Officials told to rethink security clearance system
The government is breaching its own guidelines on recruiting for security-cleared roles, as departments and agencies flout the best-practice because they want to fill sensitive posts more quickly, a new report says.
Official guidance from the Cabinet Office, which was recently updated, states a candidate should not be expected to hold a valid security clearance to apply for a sensitive job or contract, other than in “exceptional circumstances.”
But with government spending under “intense pressure”, the report says, “many top workers” now find themselves “blocked from the roles they deserve, in favour of those [workers] already with security clearance.”
Its authors, the PCG and the University of Buckingham’s Security and Intelligence Studies Centre, accused the government of operating a “closed shop” on jobs – where only candidates with an existing clearance are let in.

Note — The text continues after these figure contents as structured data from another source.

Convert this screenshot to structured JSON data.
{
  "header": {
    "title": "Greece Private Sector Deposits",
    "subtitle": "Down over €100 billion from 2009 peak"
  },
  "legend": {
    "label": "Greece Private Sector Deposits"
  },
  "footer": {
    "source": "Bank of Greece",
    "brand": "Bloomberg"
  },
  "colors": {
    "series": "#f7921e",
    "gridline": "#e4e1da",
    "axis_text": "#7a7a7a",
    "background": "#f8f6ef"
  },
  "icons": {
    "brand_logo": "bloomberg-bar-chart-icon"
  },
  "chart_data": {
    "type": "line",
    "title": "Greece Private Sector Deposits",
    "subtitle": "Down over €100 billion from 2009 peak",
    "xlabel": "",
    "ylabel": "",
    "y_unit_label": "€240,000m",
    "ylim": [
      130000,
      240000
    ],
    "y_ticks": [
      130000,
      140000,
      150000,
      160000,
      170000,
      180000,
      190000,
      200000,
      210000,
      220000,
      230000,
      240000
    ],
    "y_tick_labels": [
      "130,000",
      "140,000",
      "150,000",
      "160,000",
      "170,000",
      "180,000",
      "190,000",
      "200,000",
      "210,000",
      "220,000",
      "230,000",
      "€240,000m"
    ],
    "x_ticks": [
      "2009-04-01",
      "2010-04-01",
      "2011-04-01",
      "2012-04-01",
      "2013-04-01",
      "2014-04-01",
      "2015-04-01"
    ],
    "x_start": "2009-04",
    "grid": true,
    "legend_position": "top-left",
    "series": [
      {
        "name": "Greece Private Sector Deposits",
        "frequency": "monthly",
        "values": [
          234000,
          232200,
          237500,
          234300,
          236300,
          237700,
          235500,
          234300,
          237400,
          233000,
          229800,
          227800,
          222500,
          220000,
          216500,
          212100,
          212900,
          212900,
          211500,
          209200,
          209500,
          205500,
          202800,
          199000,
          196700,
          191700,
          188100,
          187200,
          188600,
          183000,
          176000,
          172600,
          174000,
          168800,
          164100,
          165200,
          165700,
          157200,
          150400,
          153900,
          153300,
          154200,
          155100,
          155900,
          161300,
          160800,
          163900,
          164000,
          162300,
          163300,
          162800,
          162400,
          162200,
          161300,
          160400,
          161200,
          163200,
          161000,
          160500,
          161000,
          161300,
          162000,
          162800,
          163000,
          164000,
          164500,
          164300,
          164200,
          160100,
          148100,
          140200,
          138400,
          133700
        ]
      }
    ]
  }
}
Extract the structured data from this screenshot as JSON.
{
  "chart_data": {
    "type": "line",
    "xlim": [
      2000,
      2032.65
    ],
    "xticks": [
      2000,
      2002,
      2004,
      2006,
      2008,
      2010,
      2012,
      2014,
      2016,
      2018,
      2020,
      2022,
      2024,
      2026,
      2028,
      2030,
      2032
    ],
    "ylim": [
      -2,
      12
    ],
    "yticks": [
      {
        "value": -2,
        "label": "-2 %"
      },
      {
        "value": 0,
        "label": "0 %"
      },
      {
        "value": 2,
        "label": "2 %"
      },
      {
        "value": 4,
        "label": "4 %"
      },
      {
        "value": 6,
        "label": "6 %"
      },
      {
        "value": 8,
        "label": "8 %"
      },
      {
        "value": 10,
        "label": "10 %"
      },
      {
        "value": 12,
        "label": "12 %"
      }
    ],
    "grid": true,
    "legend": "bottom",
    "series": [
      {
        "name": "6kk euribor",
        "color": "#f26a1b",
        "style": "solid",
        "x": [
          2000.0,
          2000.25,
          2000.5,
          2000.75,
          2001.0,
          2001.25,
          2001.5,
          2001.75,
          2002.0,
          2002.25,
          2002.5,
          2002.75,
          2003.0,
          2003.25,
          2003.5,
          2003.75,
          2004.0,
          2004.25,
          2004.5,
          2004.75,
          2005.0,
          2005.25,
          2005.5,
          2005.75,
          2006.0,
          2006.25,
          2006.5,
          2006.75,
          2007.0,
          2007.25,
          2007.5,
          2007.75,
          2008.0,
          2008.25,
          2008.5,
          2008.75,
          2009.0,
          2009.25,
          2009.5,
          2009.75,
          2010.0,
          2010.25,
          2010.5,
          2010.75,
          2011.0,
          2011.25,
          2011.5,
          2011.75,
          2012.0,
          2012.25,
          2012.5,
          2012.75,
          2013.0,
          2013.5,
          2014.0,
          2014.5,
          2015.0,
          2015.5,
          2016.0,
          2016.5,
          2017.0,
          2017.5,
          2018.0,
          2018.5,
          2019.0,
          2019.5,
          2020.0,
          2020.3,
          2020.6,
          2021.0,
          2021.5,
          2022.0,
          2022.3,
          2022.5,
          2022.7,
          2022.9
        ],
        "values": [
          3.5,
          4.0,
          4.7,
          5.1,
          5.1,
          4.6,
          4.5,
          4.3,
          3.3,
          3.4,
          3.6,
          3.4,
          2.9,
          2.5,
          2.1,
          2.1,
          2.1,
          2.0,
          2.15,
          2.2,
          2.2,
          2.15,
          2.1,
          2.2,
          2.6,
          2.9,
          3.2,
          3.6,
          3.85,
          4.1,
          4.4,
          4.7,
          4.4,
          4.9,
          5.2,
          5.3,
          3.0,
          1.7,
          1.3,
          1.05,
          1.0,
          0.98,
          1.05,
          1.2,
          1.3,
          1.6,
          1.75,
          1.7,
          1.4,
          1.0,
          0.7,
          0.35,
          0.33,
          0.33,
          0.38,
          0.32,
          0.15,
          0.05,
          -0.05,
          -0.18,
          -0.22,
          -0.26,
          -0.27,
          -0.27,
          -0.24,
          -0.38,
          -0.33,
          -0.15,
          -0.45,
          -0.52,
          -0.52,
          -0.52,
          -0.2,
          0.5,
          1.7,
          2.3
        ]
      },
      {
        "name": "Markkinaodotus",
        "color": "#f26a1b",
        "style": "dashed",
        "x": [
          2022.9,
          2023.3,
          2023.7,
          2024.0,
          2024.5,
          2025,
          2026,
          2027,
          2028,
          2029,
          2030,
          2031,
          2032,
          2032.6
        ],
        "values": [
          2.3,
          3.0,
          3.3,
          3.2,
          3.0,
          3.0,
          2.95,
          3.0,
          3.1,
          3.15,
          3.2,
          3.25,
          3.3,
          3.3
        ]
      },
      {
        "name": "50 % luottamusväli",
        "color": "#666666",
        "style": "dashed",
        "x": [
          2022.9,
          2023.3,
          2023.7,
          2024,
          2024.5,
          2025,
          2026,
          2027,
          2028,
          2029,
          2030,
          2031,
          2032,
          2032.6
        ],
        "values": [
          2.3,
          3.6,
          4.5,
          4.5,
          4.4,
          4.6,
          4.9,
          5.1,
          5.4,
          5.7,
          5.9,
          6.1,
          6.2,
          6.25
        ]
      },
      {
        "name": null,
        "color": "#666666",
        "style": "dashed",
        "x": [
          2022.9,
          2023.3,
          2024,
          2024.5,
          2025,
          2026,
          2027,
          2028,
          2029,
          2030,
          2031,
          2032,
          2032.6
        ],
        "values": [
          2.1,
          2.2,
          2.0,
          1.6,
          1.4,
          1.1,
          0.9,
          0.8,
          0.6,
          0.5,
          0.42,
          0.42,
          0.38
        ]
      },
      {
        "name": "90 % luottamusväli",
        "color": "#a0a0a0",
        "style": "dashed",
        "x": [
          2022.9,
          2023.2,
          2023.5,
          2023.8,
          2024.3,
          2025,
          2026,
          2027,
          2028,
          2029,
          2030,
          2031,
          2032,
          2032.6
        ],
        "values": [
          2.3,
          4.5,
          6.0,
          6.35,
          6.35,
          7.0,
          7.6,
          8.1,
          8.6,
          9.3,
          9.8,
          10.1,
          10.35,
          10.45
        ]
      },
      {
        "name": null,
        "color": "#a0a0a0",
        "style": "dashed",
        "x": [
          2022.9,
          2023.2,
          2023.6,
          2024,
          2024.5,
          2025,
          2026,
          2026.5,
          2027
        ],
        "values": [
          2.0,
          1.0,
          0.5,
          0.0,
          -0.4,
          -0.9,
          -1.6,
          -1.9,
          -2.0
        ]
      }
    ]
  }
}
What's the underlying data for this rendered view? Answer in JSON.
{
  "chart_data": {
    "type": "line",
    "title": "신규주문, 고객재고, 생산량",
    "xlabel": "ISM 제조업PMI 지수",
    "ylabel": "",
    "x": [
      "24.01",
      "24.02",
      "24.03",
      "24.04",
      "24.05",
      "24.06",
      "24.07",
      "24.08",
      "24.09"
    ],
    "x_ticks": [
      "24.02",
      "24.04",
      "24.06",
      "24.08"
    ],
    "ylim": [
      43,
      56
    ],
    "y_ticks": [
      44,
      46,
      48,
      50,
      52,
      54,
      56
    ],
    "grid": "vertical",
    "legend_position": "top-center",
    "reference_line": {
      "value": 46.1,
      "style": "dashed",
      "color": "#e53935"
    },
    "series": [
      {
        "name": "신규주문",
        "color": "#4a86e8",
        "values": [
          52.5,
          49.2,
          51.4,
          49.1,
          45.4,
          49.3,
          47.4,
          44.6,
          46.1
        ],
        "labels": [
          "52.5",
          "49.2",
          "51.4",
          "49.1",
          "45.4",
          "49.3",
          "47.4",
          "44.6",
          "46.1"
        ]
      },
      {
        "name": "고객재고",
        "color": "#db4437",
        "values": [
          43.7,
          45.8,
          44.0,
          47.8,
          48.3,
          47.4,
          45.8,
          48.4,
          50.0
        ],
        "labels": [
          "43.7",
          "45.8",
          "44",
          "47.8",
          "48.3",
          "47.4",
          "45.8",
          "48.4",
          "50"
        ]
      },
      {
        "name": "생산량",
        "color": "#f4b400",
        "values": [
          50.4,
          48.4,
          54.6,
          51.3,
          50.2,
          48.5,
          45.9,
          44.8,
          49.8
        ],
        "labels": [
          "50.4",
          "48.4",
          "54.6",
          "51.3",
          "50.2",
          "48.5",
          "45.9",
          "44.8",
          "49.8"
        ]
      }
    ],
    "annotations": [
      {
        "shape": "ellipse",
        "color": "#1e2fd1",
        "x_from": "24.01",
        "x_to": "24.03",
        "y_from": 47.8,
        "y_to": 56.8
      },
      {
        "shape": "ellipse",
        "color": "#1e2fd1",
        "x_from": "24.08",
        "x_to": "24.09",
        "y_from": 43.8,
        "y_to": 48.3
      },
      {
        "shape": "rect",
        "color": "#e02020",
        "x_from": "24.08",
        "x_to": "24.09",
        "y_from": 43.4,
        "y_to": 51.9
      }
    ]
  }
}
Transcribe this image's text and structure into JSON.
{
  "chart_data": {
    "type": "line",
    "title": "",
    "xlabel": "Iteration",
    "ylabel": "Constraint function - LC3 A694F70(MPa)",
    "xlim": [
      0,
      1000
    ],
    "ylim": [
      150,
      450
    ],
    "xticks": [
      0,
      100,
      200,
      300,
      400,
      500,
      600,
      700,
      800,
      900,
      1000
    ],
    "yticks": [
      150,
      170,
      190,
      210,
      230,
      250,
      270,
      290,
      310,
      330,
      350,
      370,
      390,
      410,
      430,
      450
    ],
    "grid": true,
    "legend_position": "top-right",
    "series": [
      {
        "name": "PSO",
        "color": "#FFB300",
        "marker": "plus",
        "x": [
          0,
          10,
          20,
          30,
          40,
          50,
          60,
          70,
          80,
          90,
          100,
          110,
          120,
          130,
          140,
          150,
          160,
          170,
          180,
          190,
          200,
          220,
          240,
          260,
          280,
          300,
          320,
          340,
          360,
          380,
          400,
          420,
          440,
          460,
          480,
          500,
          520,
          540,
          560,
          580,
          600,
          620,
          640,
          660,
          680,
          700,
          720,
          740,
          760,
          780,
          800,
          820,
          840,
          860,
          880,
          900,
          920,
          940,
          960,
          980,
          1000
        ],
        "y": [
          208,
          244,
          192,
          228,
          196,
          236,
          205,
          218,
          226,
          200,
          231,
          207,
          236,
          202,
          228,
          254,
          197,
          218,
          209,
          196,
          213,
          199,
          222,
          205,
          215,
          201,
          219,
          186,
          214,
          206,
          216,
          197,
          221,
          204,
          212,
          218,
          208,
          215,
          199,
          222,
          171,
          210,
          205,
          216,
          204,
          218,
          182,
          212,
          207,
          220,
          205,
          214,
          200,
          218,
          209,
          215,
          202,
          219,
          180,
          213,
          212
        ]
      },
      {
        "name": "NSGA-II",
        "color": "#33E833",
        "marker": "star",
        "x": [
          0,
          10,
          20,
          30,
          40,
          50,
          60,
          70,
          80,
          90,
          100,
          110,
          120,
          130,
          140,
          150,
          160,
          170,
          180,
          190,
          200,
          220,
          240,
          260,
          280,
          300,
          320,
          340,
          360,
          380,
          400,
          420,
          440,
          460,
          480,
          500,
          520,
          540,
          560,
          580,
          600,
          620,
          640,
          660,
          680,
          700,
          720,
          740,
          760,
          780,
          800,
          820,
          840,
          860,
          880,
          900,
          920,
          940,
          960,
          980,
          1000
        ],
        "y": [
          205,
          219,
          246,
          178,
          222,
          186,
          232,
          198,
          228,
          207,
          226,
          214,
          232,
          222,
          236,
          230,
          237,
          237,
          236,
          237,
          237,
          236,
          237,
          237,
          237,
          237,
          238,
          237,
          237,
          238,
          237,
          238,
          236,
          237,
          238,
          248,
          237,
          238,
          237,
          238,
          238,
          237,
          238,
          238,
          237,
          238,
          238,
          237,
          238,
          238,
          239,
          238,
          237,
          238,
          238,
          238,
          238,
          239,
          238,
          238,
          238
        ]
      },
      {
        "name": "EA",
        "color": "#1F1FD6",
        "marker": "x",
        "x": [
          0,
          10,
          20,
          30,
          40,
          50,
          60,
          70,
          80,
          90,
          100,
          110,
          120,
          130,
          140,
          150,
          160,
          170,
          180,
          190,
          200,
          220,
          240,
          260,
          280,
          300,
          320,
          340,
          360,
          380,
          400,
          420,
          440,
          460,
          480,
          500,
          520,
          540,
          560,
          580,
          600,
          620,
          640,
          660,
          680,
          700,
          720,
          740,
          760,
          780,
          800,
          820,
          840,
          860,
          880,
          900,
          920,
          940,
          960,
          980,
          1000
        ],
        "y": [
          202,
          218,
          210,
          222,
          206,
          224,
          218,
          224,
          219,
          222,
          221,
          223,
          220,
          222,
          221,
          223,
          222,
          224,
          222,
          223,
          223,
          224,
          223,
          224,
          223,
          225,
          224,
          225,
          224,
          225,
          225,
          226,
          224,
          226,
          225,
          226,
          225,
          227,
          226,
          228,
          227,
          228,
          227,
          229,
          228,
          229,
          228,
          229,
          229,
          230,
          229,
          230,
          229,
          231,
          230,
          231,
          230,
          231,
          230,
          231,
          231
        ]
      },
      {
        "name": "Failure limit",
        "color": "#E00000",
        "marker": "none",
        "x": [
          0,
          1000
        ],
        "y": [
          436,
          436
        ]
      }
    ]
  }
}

“Security Clearance should not only keep the wrong people out, but get the right people in and we are not seeing this basic premise functioning currently,” reflected John Brazier, PCG’s managing director.
“This is a barrier to recruitment in contravention of guidelines which attach clearance to roles not people.”
Report author Professor Anthony Glees singled out the IT sector, saying the abuse of the guidance is such that the system either “cannot cope or is not being implemented properly.”
Meanwhile, the required security checks on candidates are not always being made and the system has “no consistency.” Applying the three failings to the vetting system as a whole, he believes it amounts to a threat to the UK’s national security.
A “major rethink on vetting procedures” is indeed in the national interest, PCG enforced, because “the government should be benefiting from the best expertise”, but instead are “at the mercy of a closed market that is operating outside the government guidelines.”
“It is time for the policymakers to back up their guidelines and enforce a fair competitive market that ensures the country is paying for and benefiting from the best talent available.”
However, the group added an acknowledgement that the government was also part of the problem. “The Cabinet Office guidelines are being flouted in order to speed up the recruitment process for Government and agencies,” the group said.
“PCG believes abuse and corner cutting to get workers in fast should be monitored closely to ensure both agencies do not advertise in the wrong way and that the Security vetting system can cope with the demands of vetting government staff.”
The report authors said they had approached the Cabinet Office and were awaiting a response to their recommendations for improving the vetting system, including a proposal to establish an independent forum to monitor the actions of contractors, clients and agents.